Kerala Governor Arif Mohammed Khan on Monday recalled his close association with the Rashtriya Swayamsevak Sangh (RSS) since 1986 and asked as to why he cannot have friendly relations with the outfit.
Khan said there are people in various Raj Bhavans in the country who are openly and officially affiliated with the RSS.
Former Prime Minister Atal Bihari Vajpayee had said that he was first a swayamsevak and Jawaharlal Nehru had invited the organisation to the Republic Day parade, so what was the problem if he visited RSS chief Mohan Bhagwat. He was responding to a query by reporters as to why he met Bhagwat recently in Thrissur when the RSS chief was in the southern state.
"Is RSS a banned organisation?" he asked.
The Governor was speaking at a press conference held by him at Raj Bhavan earlier in the day to release a video clip of him being heckled at a Kannur University event in 2019 and the letters exchanged between him and Kerala Chief Minister Pinarayi Vijayan on the functioning of the universities.
Khan said his association or relation with the RSS started in 1986 when it supported him in the Shah Bano case. Khan was a Minister of State in the Rajiv Gandhi government in 1986 but he resigned over the government's stand in the Shah Bano case.

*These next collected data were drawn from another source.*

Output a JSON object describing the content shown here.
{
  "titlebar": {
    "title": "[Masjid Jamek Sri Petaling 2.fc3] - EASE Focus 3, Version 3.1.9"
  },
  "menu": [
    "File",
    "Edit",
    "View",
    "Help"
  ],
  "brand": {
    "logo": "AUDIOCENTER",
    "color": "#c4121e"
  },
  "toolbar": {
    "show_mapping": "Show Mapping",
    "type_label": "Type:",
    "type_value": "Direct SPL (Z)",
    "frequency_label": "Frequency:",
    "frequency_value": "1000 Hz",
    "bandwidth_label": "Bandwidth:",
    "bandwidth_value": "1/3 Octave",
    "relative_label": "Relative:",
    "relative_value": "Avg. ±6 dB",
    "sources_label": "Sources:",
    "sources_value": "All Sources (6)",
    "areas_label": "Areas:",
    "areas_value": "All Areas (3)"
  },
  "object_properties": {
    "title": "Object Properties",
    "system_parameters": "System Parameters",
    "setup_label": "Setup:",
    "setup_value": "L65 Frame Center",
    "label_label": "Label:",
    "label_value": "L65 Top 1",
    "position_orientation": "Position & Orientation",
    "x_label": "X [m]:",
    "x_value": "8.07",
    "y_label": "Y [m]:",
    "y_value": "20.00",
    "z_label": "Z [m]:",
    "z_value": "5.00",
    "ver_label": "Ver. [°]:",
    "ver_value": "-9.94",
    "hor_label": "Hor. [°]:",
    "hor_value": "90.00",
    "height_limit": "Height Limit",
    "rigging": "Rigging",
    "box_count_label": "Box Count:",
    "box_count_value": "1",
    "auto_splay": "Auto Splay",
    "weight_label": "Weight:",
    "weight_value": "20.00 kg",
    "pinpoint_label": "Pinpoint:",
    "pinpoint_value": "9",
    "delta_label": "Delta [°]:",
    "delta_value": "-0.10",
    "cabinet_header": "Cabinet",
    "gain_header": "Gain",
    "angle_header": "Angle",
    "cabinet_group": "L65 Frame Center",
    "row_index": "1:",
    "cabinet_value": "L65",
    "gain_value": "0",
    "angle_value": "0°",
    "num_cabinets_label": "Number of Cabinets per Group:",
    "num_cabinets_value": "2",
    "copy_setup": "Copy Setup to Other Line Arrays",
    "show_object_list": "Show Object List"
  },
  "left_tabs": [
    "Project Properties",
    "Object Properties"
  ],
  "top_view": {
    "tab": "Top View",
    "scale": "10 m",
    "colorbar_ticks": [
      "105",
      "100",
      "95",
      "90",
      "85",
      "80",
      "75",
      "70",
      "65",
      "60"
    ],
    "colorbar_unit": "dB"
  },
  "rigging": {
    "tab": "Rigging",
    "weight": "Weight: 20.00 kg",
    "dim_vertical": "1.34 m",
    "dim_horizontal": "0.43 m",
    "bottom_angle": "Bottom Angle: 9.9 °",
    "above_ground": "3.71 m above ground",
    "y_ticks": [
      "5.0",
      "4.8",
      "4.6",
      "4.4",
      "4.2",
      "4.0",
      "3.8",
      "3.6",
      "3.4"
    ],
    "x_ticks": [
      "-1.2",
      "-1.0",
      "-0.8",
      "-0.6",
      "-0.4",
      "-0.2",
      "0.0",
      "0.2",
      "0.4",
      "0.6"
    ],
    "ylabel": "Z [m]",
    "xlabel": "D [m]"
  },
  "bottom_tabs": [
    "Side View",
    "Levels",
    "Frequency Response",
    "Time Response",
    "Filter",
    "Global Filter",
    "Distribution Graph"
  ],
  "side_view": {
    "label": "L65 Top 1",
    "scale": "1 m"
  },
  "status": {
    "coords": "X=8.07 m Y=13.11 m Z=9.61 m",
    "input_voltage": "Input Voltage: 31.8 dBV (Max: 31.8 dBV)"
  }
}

Shah Bano was a Muslim woman from Indore. Divorced in 1978, she filed a criminal suit and won the right to alimony from her husband. Her husband had challenged the lower court's order in the Supreme Court which upheld the lower court's order. However, the then Rajiv Gandhi government brought a Bill - Muslim Women (Protection of Rights on Divorce) Act, 1986 in Parliament to reverse the judgment.
Khan had openly opposed the government's decision to bring a Bill in Parliament to reverse the Supreme Court's order that the victim of the triple talaq has right to demand maintenance from her ex-husband under Section 125 of the Code of Criminal Procedure, 1973 which applies to all citizens regardless of caste or religion.
Along with the RSS, E M S Namboodiripad -- the first Chief Minister of Kerala -- also supported him back then, he said. "But after Namboodiripad, the Left changed its stance. They became supporters of the personal law board. RSS, however, consistently supported me. The Left supported me only till 1991. So if they (left) change, I cannot be held responsible for that," he said. Khan said that when he was in Thrissur he came to know that Bhagwat was also there and therefore, he went to meet him and to wish him well.
"If he is there again, I will go and meet him," Khan added.
In an apparent dig at the ruling Left front, he said there are those who adhere to or are loyal to a foreign ideology which permits use of force and therefore, what was unusual if he is friendly with the RSS.
"If you have the right to be loyal to an ideology, which has not originated in India, which believes in use of force, I do not have the right to have friendship with the RSS?"
"The ideology is not the problem. Problem is the action borne out of that ideology," he said. Referring to the killings in Kannur, Khan asked whose responsibility was it to prevent it from happening.
"Who failed in their duty?" he asked. Khan had met Bhagwat on September 17.